Let $X \subset \mathbb{R}_{\geq 0 }$. Suppose there exists $C>0$ such that for any finite subset $\{x_1,x_2,...,x_n\}\subset X$ $\sum_{i=1}^{n}x_i \leq C$. Show that $X$ is countable.

I am quite lost in trying to solve this exercise. I've only thought about $\mathcal{P}_{<\infty}(X)=\{A\subset X:\#(A)<\infty\}$, and I found out that $\#(\mathcal{P}_{<\infty}(X))=\aleph_{0}$ if $\#(X)=\aleph_{0}$ and $(\mathcal{P}_{<\infty}(X))=\mathfrak{c}$ if $\#(X)=\mathfrak{c}$. However I can't go any further, and I don't even know if this is useful somehow. Any hint?

  • 2
    $\begingroup$ Hint: Try to show that $X \cap [\frac{1}{k}, \infty)$ is finite for each $k \in \mathbb N$. $\endgroup$
    – user99914
    May 18 '15 at 4:05
  • $\begingroup$ I am more than certain that this question was asked before, more than once. I'm too busy to find a duplicate, at this moment, though. $\endgroup$
    – Asaf Karagila
    May 18 '15 at 5:31

Consider $$ X_n=X\cap(1/n,\infty). $$ Then $\bigcup_{n=1}^\infty X_n=X$. If all the $X_n$'s were countable, then so would be $X$. Hence, for some $m\in\mathbb N$, we have that $\lvert X_{m}\rvert>\aleph_0$. Let $x_1,\ldots,x_N\in X_m$, where $N>cm$. Then $$ x_1+\cdots+x_N>\frac{N}{m}>c. $$

  • $\begingroup$ I don't see where you are using the uncountability of $X_m$ $\endgroup$ May 18 '15 at 4:34
  • $\begingroup$ @Joaquin: Yiorgos is using the well-known fact that a countable union of countable sets is countable. Hence, by contraposition, if $ X $ is uncountable, then $ X_{n} $ is uncountable for some $ n \in \Bbb{N} $. $\endgroup$ May 18 '15 at 5:30
  • $\begingroup$ A more transparent way to argue might be: "If all the $X_n$s were finite, then $X$ would be countable (a countable union of finite sets); so some $X_m$ is infinite, so we can pick $>cm$-many elements of $X_m$, and the sum of these (finitely many) elements must be $>c$." It isn't important for $X_m$ to be uncountable, it just needs to be infinite. There's an interesting dichotomy here: in order for us to know that some $X_m$ is infinite, we need $X$ to be uncountable, at which point we know that some $X_m$ is actually not just infinite, but uncountable. $\endgroup$ May 18 '15 at 5:36
  • $\begingroup$ Yes, that was the problem I was having when trying to write the solution (once they gave me the hint.) Because the $ X_{n}$ could all be countable, and that would also work!. So the essential difference is that the sets $ X_n $ are finite $\endgroup$ May 18 '15 at 13:08

Assume some point of $X$ is an interior point, $x$. Fix $r>0$ such the neighborhood of radius $r$ around $x$ is contained in $X$. This neighborhood has infinitely many points of $X$.

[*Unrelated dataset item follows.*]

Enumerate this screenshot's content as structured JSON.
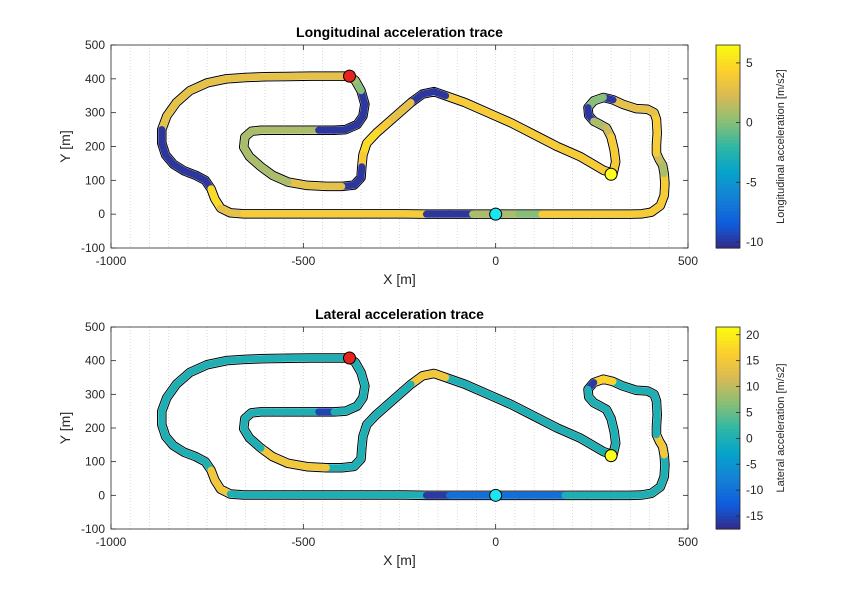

Choose $k$ such that $kx>C$, then pick $k-1$ many $x_i$ from the neighborhood around $x$ such that each $x_i>x$. Then the sum of all $k$ elements is greater than $C$, thus by contradiction, no point of $X$ can be an interior point.

Then any point in $X$ must be either an isolated point or a limit point of $X$ (or both). The set of isolated points is obviously countable, so the question becomes how many limit points there are.

For any nonzero limit point, there are infinitely many points in $X$ in any neighborhood of that limit point. Thus, by a similar process as above, we can create another contradiction to show that no such limit point exists. Of course, a limit point at $0$ is still possible, but that is not a problem in terms of countability.